Ce premier enseignement en livre un deuxième : les évolutions économiques à court terme sont susceptibles d'influencer durablement la situation des finances publiques ; autrement dit, le profil de la reprise importe.
Dans le scénario le moins favorable (le scénario n° 3) la croissance économique est en moyenne, sur le long terme, supérieure à ce qu'elle est dans l'un des autres scénarios (le scénario n° 5). Pourtant, à politique budgétaire identique, le dérapage de la dette publique est fort dans le scénario n° 3 et inexistant dans le scénario n° 5. La différence entre les deux situations vient du rythme de croissance au cours de la période initiale : il est supérieur dans le scénario n° 5 et ceci permet de contenir la progression de la dette publique dans le début de période. L'écart entre les deux scénarios est de plus de 7 points de PIB 85 ( * ) .
Cette différence implique une charge d'intérêts supérieure dans le scénario n° 3 et, par conséquent, une augmentation du niveau de l'écart critique entre le solde public et le solde stabilisant la dette publique dans le PIB. Dans le scénario n° 3, la dette en ressort sinon explosive, du moins fortement croissante.
L'impact des conditions initiales de croissance économique est également illustré par la comparaison entre les deux premiers scénarios. A long terme, la croissance y est la même mais elle est plus forte de 1 point dans le scénario n° 2 où le déficit de production est comblé plus vite que dans le scénario central.
Il est donc essentiel de favoriser une reprise économique la plus rapide et la plus forte possible si l'on souhaite prévenir une progression de la dette publique qui compliquerait dans le long terme sa maîtrise .
Un troisième enseignement en découle. Si on admet que le risque de voir la reprise économique étouffée augmente avec l'intensité du redressement budgétaire, il faut éviter les excès en ce domaine. L'ajustement budgétaire programmé à moyen terme, dans le cadre du projet de loi de finances pour 2010, qui suppose déjà des circonstances particulières (v. supra ), contribue positivement à la trajectoire de la dette publique à long terme. Il dessine une politique au réalisme acceptable qui offre la perspective d'une maîtrise de la dette publique. Le scénario n° 2 montre que si la reprise devait être plus forte, cette politique se traduirait par un retour encore plus rapide à des niveaux de dette publique plus faibles.
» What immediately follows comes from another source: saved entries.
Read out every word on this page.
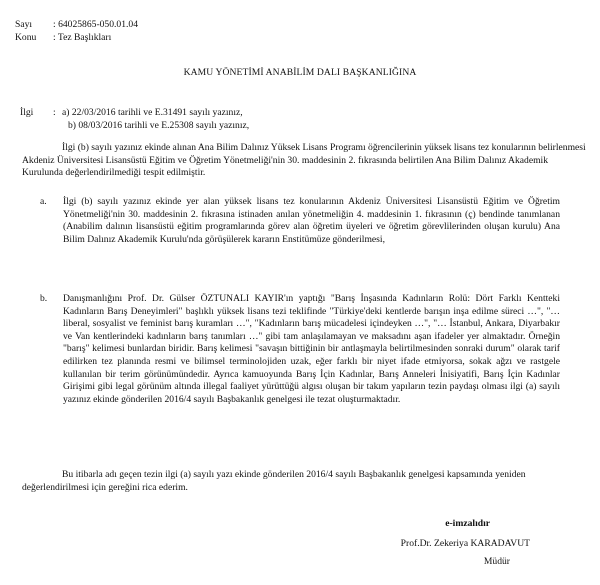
Sayı : 64025865-050.01.04
Konu : Tez Başlıkları
KAMU YÖNETİMİ ANABİLİM DALI BAŞKANLIĞINA
İlgi : a) 22/03/2016 tarihli ve E.31491 sayılı yazınız,
b) 08/03/2016 tarihli ve E.25308 sayılı yazınız,

İlgi (b) sayılı yazınız ekinde alınan Ana Bilim Dalınız Yüksek Lisans Programı öğrencilerinin yüksek lisans tez konularının belirlenmesi Akdeniz Üniversitesi Lisansüstü Eğitim ve Öğretim Yönetmeliği'nin 30. maddesinin 2. fıkrasında belirtilen Ana Bilim Dalınız Akademik Kurulunda değerlendirilmediği tespit edilmiştir.

a. İlgi (b) sayılı yazınız ekinde yer alan yüksek lisans tez konularının Akdeniz Üniversitesi Lisansüstü Eğitim ve Öğretim Yönetmeliği'nin 30. maddesinin 2. fıkrasına istinaden anılan yönetmeliğin 4. maddesinin 1. fıkrasının (ç) bendinde tanımlanan (Anabilim dalının lisansüstü eğitim programlarında görev alan öğretim üyeleri ve öğretim görevlilerinden oluşan kurulu) Ana Bilim Dalınız Akademik Kurulu'nda görüşülerek kararın Enstitümüze gönderilmesi,

b. Danışmanlığını Prof. Dr. Gülser ÖZTUNALI KAYIR'ın yaptığı "Barış İnşasında Kadınların Rolü: Dört Farklı Kentteki Kadınların Barış Deneyimleri" başlıklı yüksek lisans tezi teklifinde "Türkiye'deki kentlerde barışın inşa edilme süreci …", "… liberal, sosyalist ve feminist barış kuramları …", "Kadınların barış mücadelesi içindeyken …", "… İstanbul, Ankara, Diyarbakır ve Van kentlerindeki kadınların barış tanımları …" gibi tam anlaşılamayan ve maksadını aşan ifadeler yer almaktadır. Örneğin "barış" kelimesi bunlardan biridir. Barış kelimesi "savaşın bittiğinin bir antlaşmayla belirtilmesinden sonraki durum" olarak tarif edilirken tez planında resmi ve bilimsel terminolojiden uzak, eğer farklı bir niyet ifade etmiyorsa, sokak ağzı ve rastgele kullanılan bir terim görünümündedir. Ayrıca kamuoyunda Barış İçin Kadınlar, Barış Anneleri İnisiyatifi, Barış İçin Kadınlar Girişimi gibi legal görünüm altında illegal faaliyet yürüttüğü algısı oluşan bir takım yapıların tezin paydaşı olması ilgi (a) sayılı yazınız ekinde gönderilen 2016/4 sayılı Başbakanlık genelgesi ile tezat oluşturmaktadır.

Bu itibarla adı geçen tezin ilgi (a) sayılı yazı ekinde gönderilen 2016/4 sayılı Başbakanlık genelgesi kapsamında yeniden değerlendirilmesi için gereğini rica ederim.

e-imzalıdır
Prof.Dr. Zekeriya KARADAVUT
Müdür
Ce n'est que dans le scénario n° 3 que cette politique serait insuffisante.
Pour maîtriser la dette publique, le resserrement de la politique budgétaire ne s'impose que si l'on pose comme préalable que ce dernier scénario économique est le plus probable .
Est-il recommandable de faire ce choix ?
Il semble que le principe de précaution appliqué aux politiques économiques conduise à répondre à cette interrogation par la négative.
D'une part, supposer que le potentiel de production ne sera pas rejoint à court terme et qu'il faut dès lors resserrer la politique budgétaire présenterait deux inconvénients majeurs :
- le premier, connu sous le nom d'anticipations autoréalisatrices, est d'adopter une politique budgétaire qui pèse sur la reprise conduisant a posteriori à la situation redoutée ex ante ;
- le deuxième est de réduire le taux de croissance potentielle de l'économie française dont on a montré (voir le chapitre précédent) qu'il serait vraisemblablement tributaire du calendrier de la reprise économique. Les scénarios n° 4 et n° 5 montrent qu'en ce cas la dette publique refluerait moins que si le potentiel de croissance était préservé.
D'autre part, la variante de resserrement de la politique budgétaire montre que cette option pourrait être, à tout moment, efficacement mobilisée pour maîtriser la dette publique si la reprise économique devait être durablement atone.
Il existe ainsi une asymétrie dans les deux politiques budgétaires envisageables : un resserrement excessif de la politique budgétaire risque d'avoir des effets irréversibles qu'une politique plus pragmatique permet d'éviter .
* 85 Alors que la politique budgétaire est la même.